176 - QOC 2002-193 Question de Mme Marie-Pierre MARTINET et des membres du groupe "Les Verts", à M. le Maire de Paris, sur la politique en matière de logement social, d'éradication de l'habitat insalubre, de mixité sociale et d'accès à l'éducation des enfants
Libellé de la question :
"La Municipalité parisienne a fait sienne une politique audacieuse en matière de logement social, de mixité sociale, d'accès aux droits (y compris celui fondamental d'éducation) et de lutte contre les exclusions.
Cependant quelques interrogations demeurent. Pour exemple, des enseignants d'un collège du 20e se sont mobilisés, scandalisés par les conditions d'hébergement d'une famille dont le logement (d'une seule pièce pour 6 personnes, sans toilettes, etc.) est frappé d'interdiction d'habitation par arrêté préfectoral depuis le 6 juillet 2000. La première demande de logement date de 1986. A ce jour, aucune proposition n'a été faite, ni par la Préfecture (qui a pourtant pris l'arrêté), ni par les bailleurs, ni par aucune commission d'attribution.
Inutile de préciser que pour cette famille comme pour bien d'autres, ces conditions de vie hypothèquent les études et l'avenir des enfants.
Aussi, Mme Marie-Pierre MARTINET et les membres du groupe "Les Verts" souhaitent connaître :
- quelles mesures précises ont été prises par la Mairie et la Préfecture de Paris pour reloger les familles dont les logements sont frappés d'interdiction d'habitation lorsque ces derniers ne font pas partie, ni d'une O.P.A.H., ni d'îlots affectés aux S.E.M. en charge de l'éradication de l'habitat insalubre ;
- les critères donnant lieu au statut de "demande prioritaire" si le ratio surface/occupants, l'absence de confort et l'insalubrité ne permettent pas cette obtention de priorité."
Réponse (M. Jean-Yves MANO, adjoint) :
"En matière de relogement des occupants des immeubles ou des logements qui présentent des caractères d'insalubrité, il faut d'abord souligner que la Ville de Paris doit faire face, par imputation sur les contingents qui lui sont réservés aux obligations qui lui sont imposées par les textes ou qu'elle a contractées conventionnellement.

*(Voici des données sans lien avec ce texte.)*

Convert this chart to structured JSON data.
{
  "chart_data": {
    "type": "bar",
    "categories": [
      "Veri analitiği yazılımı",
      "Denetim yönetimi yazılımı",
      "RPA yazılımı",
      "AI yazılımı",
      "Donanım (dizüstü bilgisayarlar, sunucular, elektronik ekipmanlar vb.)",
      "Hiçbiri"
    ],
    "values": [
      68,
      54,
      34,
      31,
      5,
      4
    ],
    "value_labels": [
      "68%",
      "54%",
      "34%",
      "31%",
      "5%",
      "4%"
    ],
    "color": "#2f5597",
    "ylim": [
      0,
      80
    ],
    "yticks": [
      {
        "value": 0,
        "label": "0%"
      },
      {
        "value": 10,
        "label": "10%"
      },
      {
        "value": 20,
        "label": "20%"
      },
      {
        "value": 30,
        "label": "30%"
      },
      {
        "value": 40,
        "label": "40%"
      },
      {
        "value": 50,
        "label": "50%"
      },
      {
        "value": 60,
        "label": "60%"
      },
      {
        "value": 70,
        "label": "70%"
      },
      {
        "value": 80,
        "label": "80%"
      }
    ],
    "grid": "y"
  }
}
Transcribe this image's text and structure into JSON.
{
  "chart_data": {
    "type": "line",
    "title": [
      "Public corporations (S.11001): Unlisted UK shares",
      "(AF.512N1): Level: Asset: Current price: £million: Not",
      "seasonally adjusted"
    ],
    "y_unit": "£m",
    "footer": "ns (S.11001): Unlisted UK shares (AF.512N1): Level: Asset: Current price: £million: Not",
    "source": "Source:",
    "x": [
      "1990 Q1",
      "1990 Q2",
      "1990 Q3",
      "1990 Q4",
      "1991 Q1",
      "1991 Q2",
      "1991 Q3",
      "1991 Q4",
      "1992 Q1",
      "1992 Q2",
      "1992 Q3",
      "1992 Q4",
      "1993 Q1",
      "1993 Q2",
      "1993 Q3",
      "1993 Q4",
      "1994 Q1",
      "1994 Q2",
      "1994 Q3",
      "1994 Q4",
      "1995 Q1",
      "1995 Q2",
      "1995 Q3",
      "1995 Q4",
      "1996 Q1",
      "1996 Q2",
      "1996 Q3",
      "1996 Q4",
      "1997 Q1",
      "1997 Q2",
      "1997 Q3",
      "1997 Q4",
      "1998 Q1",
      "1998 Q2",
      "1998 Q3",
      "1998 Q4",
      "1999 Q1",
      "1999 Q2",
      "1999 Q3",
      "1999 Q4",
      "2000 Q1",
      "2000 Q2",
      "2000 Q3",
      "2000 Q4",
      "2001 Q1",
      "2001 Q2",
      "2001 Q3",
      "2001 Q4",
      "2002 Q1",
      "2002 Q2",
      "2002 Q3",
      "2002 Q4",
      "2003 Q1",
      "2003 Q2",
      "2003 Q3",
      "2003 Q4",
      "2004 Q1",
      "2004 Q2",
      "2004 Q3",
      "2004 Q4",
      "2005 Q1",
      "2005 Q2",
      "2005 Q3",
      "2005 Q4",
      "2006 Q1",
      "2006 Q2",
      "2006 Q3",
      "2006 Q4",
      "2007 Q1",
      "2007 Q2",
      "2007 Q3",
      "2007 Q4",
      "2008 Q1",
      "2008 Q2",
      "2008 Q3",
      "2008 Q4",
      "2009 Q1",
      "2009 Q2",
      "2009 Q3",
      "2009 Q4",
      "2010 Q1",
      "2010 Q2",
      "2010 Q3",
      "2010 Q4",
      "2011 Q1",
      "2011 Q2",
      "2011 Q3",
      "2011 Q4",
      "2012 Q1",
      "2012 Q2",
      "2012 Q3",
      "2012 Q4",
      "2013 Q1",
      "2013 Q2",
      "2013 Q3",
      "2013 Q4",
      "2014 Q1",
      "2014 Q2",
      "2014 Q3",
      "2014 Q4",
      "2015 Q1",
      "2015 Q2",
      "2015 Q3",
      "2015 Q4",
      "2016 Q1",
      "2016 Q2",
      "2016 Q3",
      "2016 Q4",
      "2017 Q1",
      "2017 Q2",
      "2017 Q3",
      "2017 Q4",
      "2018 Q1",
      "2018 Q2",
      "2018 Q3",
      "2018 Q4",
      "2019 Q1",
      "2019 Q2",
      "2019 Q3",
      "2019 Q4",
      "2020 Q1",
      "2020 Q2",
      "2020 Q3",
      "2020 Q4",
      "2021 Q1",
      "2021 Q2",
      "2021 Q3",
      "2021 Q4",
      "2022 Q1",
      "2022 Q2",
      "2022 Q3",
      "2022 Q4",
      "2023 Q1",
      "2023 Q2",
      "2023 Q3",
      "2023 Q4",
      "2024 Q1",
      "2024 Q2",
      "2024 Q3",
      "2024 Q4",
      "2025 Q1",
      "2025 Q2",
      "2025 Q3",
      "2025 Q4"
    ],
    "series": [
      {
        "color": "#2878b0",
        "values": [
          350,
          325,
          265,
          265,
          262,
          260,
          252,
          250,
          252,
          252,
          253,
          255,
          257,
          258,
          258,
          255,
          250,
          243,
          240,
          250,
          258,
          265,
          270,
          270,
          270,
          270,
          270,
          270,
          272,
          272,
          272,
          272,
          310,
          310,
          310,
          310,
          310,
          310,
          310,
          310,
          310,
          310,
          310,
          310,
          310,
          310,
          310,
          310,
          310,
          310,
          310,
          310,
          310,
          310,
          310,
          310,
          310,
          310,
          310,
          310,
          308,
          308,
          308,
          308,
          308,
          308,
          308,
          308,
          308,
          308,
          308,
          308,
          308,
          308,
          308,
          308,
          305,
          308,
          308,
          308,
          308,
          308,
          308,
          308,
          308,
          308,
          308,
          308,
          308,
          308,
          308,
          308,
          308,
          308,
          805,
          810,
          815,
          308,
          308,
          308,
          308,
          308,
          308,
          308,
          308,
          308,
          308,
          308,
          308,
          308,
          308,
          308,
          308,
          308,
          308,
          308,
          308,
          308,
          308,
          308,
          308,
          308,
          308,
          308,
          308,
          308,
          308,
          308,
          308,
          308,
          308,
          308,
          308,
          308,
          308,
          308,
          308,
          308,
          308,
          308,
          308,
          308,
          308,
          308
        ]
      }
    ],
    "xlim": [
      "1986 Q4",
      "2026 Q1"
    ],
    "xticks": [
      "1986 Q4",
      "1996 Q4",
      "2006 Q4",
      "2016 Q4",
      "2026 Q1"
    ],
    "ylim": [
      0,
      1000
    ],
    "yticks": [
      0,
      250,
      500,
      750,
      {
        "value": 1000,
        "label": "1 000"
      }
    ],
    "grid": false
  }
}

Ces relogements ont pris, au cours des derniers mois, une part croissante dans les désignations effectuées par la Ville. 650 logements ont été réalisés à ce titre en 2001.
En premier lieu, en application de l'article L. 314 du Code de l'urbanisme, la Ville est tenue à des obligations de relogement des occupants des immeubles acquis pour la conduite des opérations d'aménagement et qu'elle assure sur ses seuls contingents.
En second lieu, et en concertation avec les services préfectoraux, la Ville assure le relogement des occupants des immeubles expropriés au titre de la loi Vivien.
Au-delà des relogements liés aux initiatives prises dans le domaine de l'éradication de l'insalubrité et de l'habitat dégradé, il faut rappeler, d'une manière plus générale, que le Maire de Paris, dans le texte même de sa communication au Conseil de Paris instituant la commission de désignation des candidats aux logements sociaux, a inclus, au nombre des critères de priorité à prendre en compte dans le choix des candidats à retenir "les ménages occupant des logements ayant fait l'objet de procédures motivées par des insalubrités graves (notamment ayant débouché sur une interdiction d'habiter)".
Cependant, il va de soi que, dans le cadre de la commission de désignation, ce critère de priorité est pris en compte concurremment à l'ensemble des critères - notamment sociaux, familiaux et de santé - qui constituent l'urgence du besoin de relogement.
Il faut en outre rappeler que la Ville, qui n'est détentrice que d'une fraction minoritaire des droits de désignation sur le parc social, n'a pas vocation a assumer seule la charge du relogement des familles concernées et que, notamment le contingent de réservations préfectoral tel que défini à l'article R. 441-5 du Code de la construction et de l'habitation est destiné à permettre au Préfet de participer au relogement des demandeurs prioritaires au rang desquels figurent, bien évidemment les occupants de locaux insalubres.
Enfin, la loi S.R.U. du 13 décembre 2000 impose au propriétaire des lieux d'assurer à ses frais le relogement temporaire de l'occupant d'un logement déclaré insalubre pendant la durée des travaux si l'insalubrité est remédiable, voire son relogement permanent en cas d'insalubrité irrémédiable."